The shift toward secondary markets and garden apartments reflects rational capital allocation, but it’s also driven by economic pressure. The cost of building apartments has risen dramatically. Materials, labor, and energy costs are significantly higher than they were three years ago. For mid-rise and high-rise construction in expensive urban markets, those cost increases are often unmanageable. The economics simply don’t work. Garden apartments in suburban markets offer a lower cost basis and a faster path to stabilization. For operators managing existing portfolios, margin pressure is acute. Even with strong leasing fundamentals, operating costs are consuming larger shares of revenue. Maintenance, labor, utilities, and property-level expenses have all increased. Operators must find ways to improve efficiency or face deteriorating NOI despite solid leasing performance.
The response from operators is a deliberate move toward geographic consolidation. Rather than maintaining scattered properties across multiple markets, operators are concentrating acquisitions and development in specific geographic areas. The logic is operational efficiency. Managing multiple properties across different markets requires duplicate staff, inconsistent operational procedures, and higher overhead costs. By concentrating holdings in specific geographies, operators can centralize management functions while maintaining on-site staffing. Lee Miller described the approach: “People are thinking harder, and they are looking to either make purchases or do developments all within the same geographical area, because what they are thinking about long-term is that they may not have a staff to manage one site, or multiple sites. If they can have a centralized staff, it’s not that they’re removing the staff, but you may have the same amount of maintenance people on site who are also working at two other sites that day.”

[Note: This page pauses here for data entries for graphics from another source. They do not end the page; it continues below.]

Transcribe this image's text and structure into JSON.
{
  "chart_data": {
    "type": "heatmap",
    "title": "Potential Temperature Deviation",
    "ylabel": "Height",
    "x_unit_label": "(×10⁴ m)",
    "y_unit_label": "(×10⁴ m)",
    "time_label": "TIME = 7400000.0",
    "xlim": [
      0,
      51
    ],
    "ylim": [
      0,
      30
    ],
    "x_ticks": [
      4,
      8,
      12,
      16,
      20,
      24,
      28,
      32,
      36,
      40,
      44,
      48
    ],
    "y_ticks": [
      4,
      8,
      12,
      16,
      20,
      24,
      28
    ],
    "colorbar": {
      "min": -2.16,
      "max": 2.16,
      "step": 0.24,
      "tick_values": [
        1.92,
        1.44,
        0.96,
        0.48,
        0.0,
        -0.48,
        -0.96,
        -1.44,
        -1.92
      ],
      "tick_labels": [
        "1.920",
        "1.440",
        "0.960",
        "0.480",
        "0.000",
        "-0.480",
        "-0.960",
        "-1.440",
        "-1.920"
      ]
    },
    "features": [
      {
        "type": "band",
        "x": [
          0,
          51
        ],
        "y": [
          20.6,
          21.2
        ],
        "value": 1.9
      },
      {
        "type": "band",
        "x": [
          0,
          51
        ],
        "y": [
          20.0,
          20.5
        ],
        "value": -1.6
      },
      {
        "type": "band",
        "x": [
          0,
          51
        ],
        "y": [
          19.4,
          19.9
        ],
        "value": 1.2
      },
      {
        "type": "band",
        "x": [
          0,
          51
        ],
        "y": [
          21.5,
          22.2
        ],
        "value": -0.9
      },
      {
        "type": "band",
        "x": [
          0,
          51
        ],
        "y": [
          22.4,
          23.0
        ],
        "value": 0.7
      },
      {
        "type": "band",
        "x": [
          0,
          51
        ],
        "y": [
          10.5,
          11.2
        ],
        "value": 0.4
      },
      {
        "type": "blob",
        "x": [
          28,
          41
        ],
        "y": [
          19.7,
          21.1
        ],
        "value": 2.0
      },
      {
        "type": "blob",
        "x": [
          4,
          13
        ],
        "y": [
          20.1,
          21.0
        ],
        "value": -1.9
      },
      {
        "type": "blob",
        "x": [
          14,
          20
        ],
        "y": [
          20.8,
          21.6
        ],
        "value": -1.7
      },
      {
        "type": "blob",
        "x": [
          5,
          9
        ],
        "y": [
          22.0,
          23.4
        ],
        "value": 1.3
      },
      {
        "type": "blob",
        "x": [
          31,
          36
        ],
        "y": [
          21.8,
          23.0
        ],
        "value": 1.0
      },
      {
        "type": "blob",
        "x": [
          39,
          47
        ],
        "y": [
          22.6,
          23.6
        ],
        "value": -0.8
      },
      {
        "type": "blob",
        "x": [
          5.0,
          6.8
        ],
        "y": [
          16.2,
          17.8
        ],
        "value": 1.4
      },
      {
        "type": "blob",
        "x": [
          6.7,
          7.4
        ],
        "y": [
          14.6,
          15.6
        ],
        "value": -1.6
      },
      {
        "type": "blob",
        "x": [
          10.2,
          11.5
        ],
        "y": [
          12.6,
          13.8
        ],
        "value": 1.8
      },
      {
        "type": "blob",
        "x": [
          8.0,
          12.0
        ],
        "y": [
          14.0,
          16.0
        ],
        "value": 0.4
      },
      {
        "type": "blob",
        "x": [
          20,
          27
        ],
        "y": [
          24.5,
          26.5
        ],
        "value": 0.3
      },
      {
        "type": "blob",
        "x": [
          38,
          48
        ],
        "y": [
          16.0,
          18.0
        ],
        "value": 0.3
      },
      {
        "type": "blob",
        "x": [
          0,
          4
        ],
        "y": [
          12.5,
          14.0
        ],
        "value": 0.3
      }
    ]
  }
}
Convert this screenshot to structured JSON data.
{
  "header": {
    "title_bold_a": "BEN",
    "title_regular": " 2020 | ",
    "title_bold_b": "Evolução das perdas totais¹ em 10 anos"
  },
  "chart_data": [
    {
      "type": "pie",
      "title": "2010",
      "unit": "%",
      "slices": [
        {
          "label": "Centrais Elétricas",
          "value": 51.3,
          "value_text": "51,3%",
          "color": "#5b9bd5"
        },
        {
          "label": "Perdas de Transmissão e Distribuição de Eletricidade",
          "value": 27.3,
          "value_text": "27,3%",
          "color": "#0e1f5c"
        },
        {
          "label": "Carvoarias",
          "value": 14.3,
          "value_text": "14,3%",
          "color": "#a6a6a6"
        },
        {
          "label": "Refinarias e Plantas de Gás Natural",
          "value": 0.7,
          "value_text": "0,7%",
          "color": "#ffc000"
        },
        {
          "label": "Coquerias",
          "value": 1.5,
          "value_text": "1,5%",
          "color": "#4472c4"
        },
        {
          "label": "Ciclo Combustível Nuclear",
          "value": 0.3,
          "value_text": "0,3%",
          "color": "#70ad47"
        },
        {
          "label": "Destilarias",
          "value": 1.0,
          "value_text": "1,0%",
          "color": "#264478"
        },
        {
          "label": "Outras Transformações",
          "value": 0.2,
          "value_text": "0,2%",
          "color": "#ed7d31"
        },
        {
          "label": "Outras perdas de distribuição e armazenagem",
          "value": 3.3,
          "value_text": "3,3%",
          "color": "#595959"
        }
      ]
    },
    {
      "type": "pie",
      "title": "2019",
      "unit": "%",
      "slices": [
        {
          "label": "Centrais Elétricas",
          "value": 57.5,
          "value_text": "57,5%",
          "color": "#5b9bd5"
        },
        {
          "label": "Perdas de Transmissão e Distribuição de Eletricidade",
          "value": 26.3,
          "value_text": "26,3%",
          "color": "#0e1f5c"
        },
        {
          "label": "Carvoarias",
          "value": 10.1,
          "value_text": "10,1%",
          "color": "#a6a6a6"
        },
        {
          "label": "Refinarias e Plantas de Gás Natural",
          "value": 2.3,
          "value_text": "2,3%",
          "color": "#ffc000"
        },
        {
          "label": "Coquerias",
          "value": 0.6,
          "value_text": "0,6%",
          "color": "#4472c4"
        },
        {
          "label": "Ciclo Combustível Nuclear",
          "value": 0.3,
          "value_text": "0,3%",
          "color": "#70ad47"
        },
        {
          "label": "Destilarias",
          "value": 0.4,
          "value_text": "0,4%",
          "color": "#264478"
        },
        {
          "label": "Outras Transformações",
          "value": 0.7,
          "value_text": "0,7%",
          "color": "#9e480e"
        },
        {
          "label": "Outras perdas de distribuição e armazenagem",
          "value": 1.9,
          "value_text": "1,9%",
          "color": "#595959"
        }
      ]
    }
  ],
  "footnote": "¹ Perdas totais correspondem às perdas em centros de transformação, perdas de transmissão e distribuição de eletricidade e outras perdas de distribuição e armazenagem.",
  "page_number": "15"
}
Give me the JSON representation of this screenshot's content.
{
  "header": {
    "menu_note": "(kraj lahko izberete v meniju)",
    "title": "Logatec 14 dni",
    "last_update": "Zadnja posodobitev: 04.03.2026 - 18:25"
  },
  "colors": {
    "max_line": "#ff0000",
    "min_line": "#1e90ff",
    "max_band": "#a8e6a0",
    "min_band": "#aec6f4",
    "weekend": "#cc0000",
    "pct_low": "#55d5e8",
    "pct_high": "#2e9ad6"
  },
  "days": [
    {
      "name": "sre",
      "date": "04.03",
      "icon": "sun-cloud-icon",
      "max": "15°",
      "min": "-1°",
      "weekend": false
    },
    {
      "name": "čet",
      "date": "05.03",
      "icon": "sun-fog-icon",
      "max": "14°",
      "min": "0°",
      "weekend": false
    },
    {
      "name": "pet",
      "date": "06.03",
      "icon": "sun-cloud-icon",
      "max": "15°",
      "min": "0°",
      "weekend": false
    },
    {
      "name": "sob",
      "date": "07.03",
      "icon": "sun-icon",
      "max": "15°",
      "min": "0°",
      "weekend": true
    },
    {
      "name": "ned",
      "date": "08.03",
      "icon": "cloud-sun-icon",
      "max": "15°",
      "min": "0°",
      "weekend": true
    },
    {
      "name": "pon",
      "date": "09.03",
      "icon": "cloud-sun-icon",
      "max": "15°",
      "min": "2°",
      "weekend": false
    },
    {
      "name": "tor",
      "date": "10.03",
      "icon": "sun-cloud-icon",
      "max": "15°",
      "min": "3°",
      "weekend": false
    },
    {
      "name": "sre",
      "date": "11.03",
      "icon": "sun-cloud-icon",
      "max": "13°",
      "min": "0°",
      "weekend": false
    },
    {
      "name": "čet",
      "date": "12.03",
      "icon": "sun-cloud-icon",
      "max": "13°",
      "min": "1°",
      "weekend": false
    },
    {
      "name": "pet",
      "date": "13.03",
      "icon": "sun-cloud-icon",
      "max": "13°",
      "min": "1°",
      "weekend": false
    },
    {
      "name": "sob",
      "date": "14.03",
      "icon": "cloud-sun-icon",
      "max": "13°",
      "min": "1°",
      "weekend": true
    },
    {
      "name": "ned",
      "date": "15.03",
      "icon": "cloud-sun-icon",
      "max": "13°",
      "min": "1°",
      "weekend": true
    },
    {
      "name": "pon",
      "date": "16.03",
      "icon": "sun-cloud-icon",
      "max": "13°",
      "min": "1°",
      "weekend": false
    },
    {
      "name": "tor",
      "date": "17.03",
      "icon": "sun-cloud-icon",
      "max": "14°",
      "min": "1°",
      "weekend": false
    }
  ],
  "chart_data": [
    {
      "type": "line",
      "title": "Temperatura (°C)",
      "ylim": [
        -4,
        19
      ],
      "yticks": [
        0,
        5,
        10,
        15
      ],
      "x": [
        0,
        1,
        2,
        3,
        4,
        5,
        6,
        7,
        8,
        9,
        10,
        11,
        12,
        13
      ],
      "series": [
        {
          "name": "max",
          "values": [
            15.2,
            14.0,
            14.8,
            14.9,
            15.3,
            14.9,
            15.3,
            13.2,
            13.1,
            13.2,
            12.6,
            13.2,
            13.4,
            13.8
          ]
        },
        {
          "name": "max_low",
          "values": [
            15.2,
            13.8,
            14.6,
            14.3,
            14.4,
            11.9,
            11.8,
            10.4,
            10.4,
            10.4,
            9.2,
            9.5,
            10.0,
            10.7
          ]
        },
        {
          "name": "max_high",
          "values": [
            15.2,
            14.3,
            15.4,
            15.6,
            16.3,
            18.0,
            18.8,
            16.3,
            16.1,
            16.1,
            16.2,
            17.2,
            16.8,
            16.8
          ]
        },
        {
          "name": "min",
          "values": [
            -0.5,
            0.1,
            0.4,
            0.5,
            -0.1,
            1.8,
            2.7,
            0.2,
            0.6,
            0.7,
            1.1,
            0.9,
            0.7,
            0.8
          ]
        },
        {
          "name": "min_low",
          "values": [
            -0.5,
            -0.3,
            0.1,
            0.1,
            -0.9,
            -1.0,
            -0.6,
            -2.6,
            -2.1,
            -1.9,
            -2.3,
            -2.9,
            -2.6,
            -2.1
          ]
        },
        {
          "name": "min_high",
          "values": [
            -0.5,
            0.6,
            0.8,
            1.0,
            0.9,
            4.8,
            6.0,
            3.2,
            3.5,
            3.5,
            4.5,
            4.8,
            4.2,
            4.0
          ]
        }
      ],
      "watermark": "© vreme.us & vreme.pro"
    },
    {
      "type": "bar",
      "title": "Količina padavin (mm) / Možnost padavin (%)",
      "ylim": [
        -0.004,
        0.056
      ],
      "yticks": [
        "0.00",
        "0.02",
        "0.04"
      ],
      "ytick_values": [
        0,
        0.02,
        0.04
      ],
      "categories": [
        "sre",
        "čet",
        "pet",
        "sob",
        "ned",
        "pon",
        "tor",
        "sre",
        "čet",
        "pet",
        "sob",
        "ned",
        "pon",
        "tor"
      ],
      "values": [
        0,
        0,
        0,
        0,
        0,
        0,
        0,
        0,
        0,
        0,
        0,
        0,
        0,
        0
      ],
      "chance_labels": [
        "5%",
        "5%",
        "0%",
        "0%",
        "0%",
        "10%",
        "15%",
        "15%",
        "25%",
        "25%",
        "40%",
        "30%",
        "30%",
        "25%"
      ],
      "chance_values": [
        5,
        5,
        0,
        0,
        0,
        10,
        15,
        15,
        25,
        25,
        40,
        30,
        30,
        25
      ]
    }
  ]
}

The strategy reflects a fundamental shift in how operators think about portfolio construction. Scale no longer means more properties scattered across more markets. It means density within markets. A centralized team can manage multiple properties more efficiently than distributed teams managing single properties. This approach also creates operational consistency, reduces training overhead, and allows for better procurement leverage on maintenance and materials at a market level. Operators who can execute this strategy effectively gain cost advantages that directly improve margins.
For the remainder of 2026, the multifamily sector will likely divide along these lines. Leasing fundamentals will remain reasonably stable. Absorption will continue in most markets. But the economics of building and operating will sort operators by capability and strategy. Those with the discipline to consolidate geographically, shift toward lower-cost product types, and centralize operations will find operational leverage. Those maintaining fragmented portfolios across multiple markets will face continued margin pressure. Capital will continue to flow into the sector, but increasingly toward operators executing clear consolidation strategies rather than toward bulldozer developments chasing growth in saturated primary markets.